Have you ever wondered where the myth of the deranged Vietnam Veteran came from? Kerry started it in this same statement with:

The country doesn't know it yet, but it has created a monster, a monster in the form of millions of men who have been taught to deal and to trade in violence, and who are given the chance to die for the biggest nothing in history; men who have returned with a sense of anger and a sense of betrayal which no one has yet grasped.

Since only 2.5 million even served in country, and a small percentage of them saw combat (as he well knew), this is a lie, but it haunted Vietnam Vets for decades as they were denied jobs and haunted ("Stolen Valor" Burkett and Whitley).
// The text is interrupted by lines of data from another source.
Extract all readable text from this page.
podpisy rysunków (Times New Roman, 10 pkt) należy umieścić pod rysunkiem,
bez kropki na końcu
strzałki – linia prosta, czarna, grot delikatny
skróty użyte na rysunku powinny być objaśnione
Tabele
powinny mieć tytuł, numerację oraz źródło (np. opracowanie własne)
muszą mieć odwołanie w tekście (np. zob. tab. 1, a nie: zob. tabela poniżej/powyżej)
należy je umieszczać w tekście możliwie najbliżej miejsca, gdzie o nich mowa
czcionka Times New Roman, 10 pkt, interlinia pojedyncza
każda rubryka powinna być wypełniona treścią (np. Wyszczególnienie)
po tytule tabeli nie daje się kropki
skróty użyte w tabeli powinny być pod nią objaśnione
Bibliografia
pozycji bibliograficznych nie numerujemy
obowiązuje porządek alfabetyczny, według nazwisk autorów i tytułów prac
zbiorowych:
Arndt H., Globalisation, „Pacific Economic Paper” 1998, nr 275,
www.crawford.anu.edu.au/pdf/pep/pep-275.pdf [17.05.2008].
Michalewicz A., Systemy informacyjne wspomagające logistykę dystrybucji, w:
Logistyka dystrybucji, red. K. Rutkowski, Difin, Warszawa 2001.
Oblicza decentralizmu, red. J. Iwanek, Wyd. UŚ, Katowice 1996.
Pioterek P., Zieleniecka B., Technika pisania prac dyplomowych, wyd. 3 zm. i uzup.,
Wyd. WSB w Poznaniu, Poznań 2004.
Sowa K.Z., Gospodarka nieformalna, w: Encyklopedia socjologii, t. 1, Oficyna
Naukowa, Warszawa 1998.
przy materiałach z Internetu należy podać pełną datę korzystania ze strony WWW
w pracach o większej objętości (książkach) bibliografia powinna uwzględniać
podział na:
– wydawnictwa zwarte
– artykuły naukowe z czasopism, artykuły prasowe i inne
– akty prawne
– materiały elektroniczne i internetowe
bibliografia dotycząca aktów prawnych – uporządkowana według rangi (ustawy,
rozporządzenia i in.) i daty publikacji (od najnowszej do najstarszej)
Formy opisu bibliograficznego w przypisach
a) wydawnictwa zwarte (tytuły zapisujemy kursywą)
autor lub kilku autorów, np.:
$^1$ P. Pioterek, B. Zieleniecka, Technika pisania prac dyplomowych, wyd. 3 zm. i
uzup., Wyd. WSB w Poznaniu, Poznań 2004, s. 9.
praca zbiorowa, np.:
Another lie:We found that not only was it a civil war, an effort by a people who had for years been seeking their liberation from any colonial influence whatsoever. By the time of his testimony, the Viet Cong (the supposed native movement) had been wiped out as a result of their truce breaking Tet Offensive and two subsequent offensives in 1968. By the time of his testimony, almost every anti-government fighter in South Vietnam was a North Vietnamese and all were controlled by the North Vietnamese including all members of the phoney PRG.
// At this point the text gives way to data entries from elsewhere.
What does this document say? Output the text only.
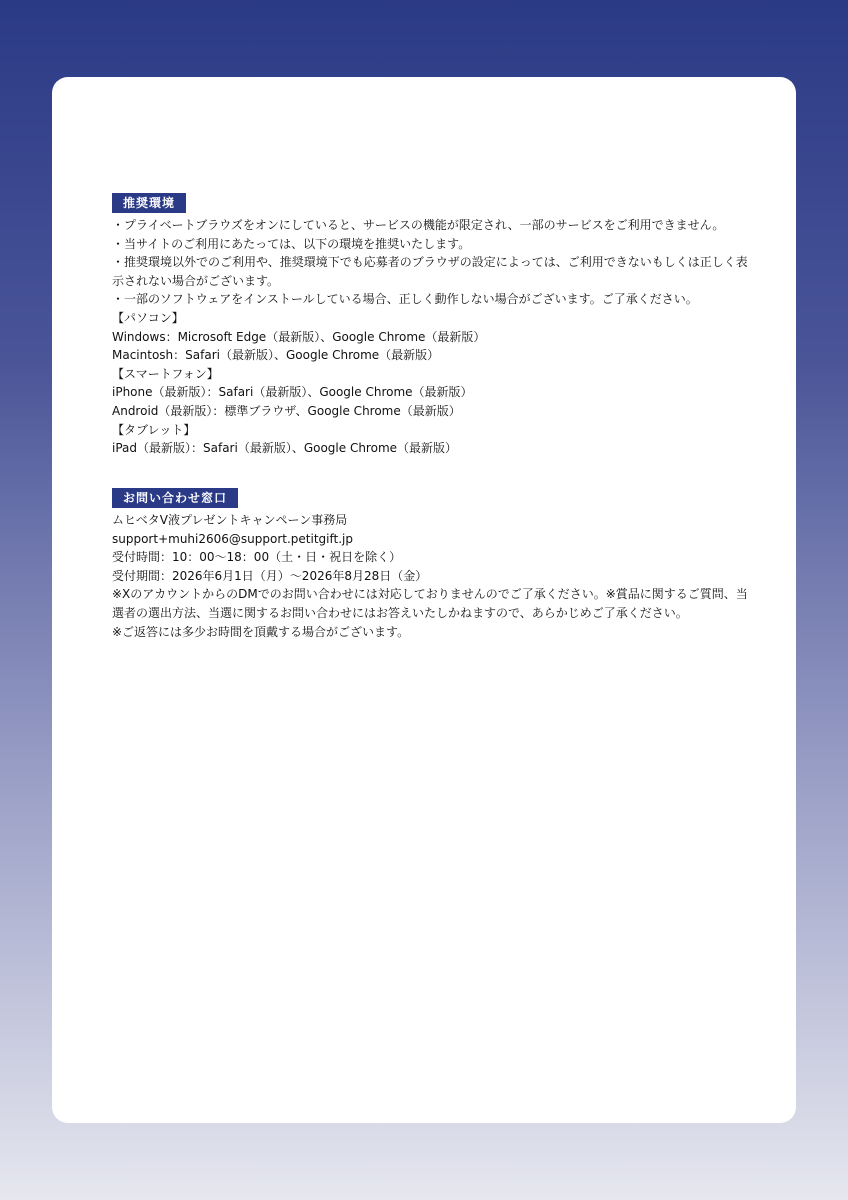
推奨環境
・プライベートブラウズをオンにしていると、サービスの機能が限定され、一部のサービスをご利用できません。
・当サイトのご利用にあたっては、以下の環境を推奨いたします。
・推奨環境以外でのご利用や、推奨環境下でも応募者のブラウザの設定によっては、ご利用できないもしくは正しく表示されない場合がございます。
・一部のソフトウェアをインストールしている場合、正しく動作しない場合がございます。ご了承ください。
【パソコン】
Windows：Microsoft Edge（最新版）、Google Chrome（最新版）
Macintosh：Safari（最新版）、Google Chrome（最新版）
【スマートフォン】
iPhone（最新版）：Safari（最新版）、Google Chrome（最新版）
Android（最新版）：標準ブラウザ、Google Chrome（最新版）
【タブレット】
iPad（最新版）：Safari（最新版）、Google Chrome（最新版）
お問い合わせ窓口
ムヒベタV液プレゼントキャンペーン事務局
support+muhi2606@support.petitgift.jp
受付時間：10：00〜18：00（土・日・祝日を除く）
受付期間：2026年6月1日（月）〜2026年8月28日（金）
※XのアカウントからのDMでのお問い合わせには対応しておりませんのでご了承ください。※賞品に関するご質問、当選者の選出方法、当選に関するお問い合わせにはお答えいたしかねますので、あらかじめご了承ください。
※ご返答には多少お時間を頂戴する場合がございます。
Then he gave this slander:We rationalized destroying villages in order to save them. We saw America lose her sense of morality as she accepted very coolly a My Lai and refused to give up the image of American soldiers who hand out chocolate bars and chewing gum.

Accepted coolly My Lai? Hardly. Destroying villages in order to save them? Good sound bite, but not true.

He slanders America as racist in this war, and in the same passage manages to betray either his willingness to lie about our strategy or his total lack of understanding of the strategy:We fought using weapons against "oriental human beings," with quotation marks around that. We fought using weapons against those people which I do not believe this country would dream of using were we fighting in the European theater or let us say a non-third-world people theater, and so we watched while men charged up hills because a general said that hill has to be taken, and after losing one platoon or two platoons they marched away to leave the high for the reoccupation by the North Vietnamese because we watched pride allow the most unimportant of battles to be blown into extravaganzas, because we couldn't lose, and we couldn't retreat, and because it didn't matter how many American bodies were lost to prove that point. And so there were Hamburger Hills and Khe Sanhs and Hill 881's and Fire Base 6's and so many others.

Another good sound bite, one designed to destroy the morale of our troops:We are asking Americans to think about that because how do you ask a man to be the last man to dies in Vietnam?

In a nice bit of ahistorical nonsense, but another emotional statement, he says:We are also here to ask, and we are here to ask vehemently, where are the leaders of our country? Where is the leadership? We are here to ask where are McNamara, Rostow, Bundy, Gilpatric and so many others. Where are they now that we, the men whom they sent off to war, have returned? These are commanders who have deserted their troops, and there is no more serious crime in the law of war. The Army says they never leave their wounded.

The answer to his question is those guys were not there because their candidate lost the 1968 election! And of course, Kerry knew that full well.